In all honesty, I was planning on having the main body core CNC routed from a nearby company which is why I am trying to lay everything out in the PC realm. I know it was key and I want to get it right.
July 16th, 2012, 10:36 PM
I'm not an expert, but I have learned a few things about scale length and bridge position the hard way.
Theoretically, scale length is the distance from the break of the nut to the break of the saddle for a .000 gauge string. Obviously, your real life string is thicker than that, so aim to get your high E saddle at the scale length +1/32 to 1/16". Your other strings will need the saddle to be progressively farther back, about 1/10 to 1/8" by the time you get to the low E.

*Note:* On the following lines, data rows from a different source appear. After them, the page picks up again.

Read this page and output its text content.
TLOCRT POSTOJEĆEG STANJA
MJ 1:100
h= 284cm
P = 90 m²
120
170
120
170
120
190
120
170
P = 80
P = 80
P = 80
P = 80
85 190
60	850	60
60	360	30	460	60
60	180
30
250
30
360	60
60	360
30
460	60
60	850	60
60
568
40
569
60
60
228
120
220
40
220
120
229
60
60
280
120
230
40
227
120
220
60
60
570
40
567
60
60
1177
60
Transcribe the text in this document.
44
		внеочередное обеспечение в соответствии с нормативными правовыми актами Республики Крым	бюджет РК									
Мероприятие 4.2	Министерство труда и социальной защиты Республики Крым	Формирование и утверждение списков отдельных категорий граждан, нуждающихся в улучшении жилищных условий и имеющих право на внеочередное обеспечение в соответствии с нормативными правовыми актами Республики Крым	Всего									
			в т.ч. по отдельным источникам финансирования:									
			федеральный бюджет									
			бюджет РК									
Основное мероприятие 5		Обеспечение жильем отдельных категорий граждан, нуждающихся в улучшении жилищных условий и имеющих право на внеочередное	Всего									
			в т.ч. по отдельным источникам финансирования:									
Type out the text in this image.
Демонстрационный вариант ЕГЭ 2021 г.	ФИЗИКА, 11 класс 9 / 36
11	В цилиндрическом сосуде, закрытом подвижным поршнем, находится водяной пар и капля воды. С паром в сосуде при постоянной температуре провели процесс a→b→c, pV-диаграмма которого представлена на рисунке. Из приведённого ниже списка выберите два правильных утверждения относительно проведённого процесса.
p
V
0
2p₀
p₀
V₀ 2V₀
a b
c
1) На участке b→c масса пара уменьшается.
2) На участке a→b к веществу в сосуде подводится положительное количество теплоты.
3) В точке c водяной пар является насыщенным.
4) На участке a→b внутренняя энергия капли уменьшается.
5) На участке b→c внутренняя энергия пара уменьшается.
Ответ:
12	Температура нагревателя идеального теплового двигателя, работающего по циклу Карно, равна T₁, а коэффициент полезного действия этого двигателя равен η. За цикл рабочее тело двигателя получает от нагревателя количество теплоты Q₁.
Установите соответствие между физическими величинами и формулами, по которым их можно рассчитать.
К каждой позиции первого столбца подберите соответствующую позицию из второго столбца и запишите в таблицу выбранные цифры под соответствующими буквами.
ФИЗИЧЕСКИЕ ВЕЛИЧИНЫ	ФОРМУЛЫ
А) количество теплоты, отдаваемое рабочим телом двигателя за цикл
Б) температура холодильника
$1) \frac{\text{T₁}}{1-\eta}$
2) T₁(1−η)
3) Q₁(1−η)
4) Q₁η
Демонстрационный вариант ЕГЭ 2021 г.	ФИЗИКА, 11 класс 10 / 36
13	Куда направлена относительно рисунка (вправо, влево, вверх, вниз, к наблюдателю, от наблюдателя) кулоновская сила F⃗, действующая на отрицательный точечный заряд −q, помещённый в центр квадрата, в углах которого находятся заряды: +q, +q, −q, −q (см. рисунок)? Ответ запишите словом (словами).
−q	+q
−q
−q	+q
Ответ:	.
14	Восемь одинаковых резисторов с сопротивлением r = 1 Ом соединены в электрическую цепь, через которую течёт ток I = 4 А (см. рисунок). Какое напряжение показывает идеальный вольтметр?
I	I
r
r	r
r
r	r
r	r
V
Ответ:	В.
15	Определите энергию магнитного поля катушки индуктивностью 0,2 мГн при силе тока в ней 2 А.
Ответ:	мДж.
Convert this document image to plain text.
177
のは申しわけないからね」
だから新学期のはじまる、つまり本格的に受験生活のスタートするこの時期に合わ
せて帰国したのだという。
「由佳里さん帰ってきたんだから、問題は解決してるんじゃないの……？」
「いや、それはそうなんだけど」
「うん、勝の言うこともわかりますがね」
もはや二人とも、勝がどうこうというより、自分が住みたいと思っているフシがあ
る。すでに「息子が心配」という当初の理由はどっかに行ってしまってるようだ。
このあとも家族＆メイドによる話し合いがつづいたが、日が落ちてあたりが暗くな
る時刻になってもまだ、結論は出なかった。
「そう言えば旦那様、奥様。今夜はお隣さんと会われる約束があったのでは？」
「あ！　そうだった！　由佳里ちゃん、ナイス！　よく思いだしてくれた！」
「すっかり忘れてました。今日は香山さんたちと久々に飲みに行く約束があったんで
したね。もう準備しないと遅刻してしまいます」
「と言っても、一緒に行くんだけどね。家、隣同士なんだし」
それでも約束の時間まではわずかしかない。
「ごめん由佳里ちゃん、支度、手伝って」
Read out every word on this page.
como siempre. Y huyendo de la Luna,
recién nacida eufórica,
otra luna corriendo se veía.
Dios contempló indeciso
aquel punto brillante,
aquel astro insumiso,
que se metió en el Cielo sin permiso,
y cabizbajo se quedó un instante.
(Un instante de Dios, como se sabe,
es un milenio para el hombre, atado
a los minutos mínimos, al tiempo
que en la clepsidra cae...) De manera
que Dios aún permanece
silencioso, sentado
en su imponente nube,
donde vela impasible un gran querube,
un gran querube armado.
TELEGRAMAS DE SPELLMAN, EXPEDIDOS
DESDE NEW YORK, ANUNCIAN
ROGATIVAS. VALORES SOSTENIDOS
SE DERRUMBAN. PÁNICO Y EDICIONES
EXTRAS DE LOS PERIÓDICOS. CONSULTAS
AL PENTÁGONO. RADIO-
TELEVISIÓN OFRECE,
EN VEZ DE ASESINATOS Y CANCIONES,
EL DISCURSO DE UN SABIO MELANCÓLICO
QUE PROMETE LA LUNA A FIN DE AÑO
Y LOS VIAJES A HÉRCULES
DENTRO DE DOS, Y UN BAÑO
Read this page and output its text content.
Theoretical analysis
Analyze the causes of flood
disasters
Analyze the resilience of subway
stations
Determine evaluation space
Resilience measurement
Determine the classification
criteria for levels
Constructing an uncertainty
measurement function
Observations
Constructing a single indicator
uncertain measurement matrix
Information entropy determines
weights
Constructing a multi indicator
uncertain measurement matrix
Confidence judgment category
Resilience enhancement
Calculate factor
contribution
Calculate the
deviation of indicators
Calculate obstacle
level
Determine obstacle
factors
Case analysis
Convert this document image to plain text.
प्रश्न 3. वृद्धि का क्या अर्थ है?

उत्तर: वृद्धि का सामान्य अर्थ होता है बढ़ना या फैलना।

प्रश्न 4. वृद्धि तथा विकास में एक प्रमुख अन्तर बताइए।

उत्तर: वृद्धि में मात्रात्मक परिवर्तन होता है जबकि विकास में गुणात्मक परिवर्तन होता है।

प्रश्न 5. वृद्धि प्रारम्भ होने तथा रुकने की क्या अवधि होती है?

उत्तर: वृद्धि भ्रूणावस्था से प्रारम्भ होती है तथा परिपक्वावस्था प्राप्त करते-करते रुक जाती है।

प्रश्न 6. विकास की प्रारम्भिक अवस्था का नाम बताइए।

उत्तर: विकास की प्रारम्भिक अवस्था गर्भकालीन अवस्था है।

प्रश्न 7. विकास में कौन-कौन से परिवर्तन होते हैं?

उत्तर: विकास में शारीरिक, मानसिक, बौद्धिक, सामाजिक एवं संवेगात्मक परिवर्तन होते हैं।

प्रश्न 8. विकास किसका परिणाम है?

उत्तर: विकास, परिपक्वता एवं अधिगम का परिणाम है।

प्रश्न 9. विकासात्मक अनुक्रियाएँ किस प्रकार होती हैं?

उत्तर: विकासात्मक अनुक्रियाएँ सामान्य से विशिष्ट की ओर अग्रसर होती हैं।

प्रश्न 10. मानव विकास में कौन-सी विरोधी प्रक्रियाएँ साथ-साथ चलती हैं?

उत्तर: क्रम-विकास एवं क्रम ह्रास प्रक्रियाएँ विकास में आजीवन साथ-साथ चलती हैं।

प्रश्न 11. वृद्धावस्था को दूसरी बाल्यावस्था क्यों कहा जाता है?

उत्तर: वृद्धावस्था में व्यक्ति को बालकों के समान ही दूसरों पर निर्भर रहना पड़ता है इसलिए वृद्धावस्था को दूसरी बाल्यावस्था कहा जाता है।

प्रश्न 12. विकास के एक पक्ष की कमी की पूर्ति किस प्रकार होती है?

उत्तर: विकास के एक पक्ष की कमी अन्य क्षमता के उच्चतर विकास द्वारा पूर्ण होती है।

guitarbuilder is right on with the trapeze tailpiece idea, it's just a substitute for a TOM or in your case a bigsby tailpiece. In fact, I think you could use your bigsby, just don't screw into the face of the guitar yet, mount it by the strap button. Put your TOM bridge on top of a washer or two, put a high & low E string on. Move the bridge around until you find the spot that gives you some room for adjustment, then mark for your bridge post holes.
Remember that heavier strings will need to have more compensation, the thicker the string, the longer the actual scale length will need to be.
piece of ash
July 16th, 2012, 10:46 PM
You can't scale up to 26"... the frets will be spaced wrong on a precut fretboard intended for 25.5".
The formula for fret spacing is some constants, and variables arranged around the 12th root of 2. So that after 12 frets, you've halved (or doubled) the string length.
Best plan is to buy the Bigby and mike it out. I do my guitars in CAD as well. The drawings for these parts SUCK... don't trust anything but measurements from a part in hand.
The actual distance from nut to bridge will never be less than 25.5. In actual practice, the saddles are moved farther from the nut to compensate for the pitch shift that occurs when fretting hinger notes (increasing the string tension).
Follow GB's advice above and you can nail it. Stated another way: adjust the saddles until they are as far toward the nut as they can go... then set the apex of the saddles at 25.44" from the near side of the side of the nut.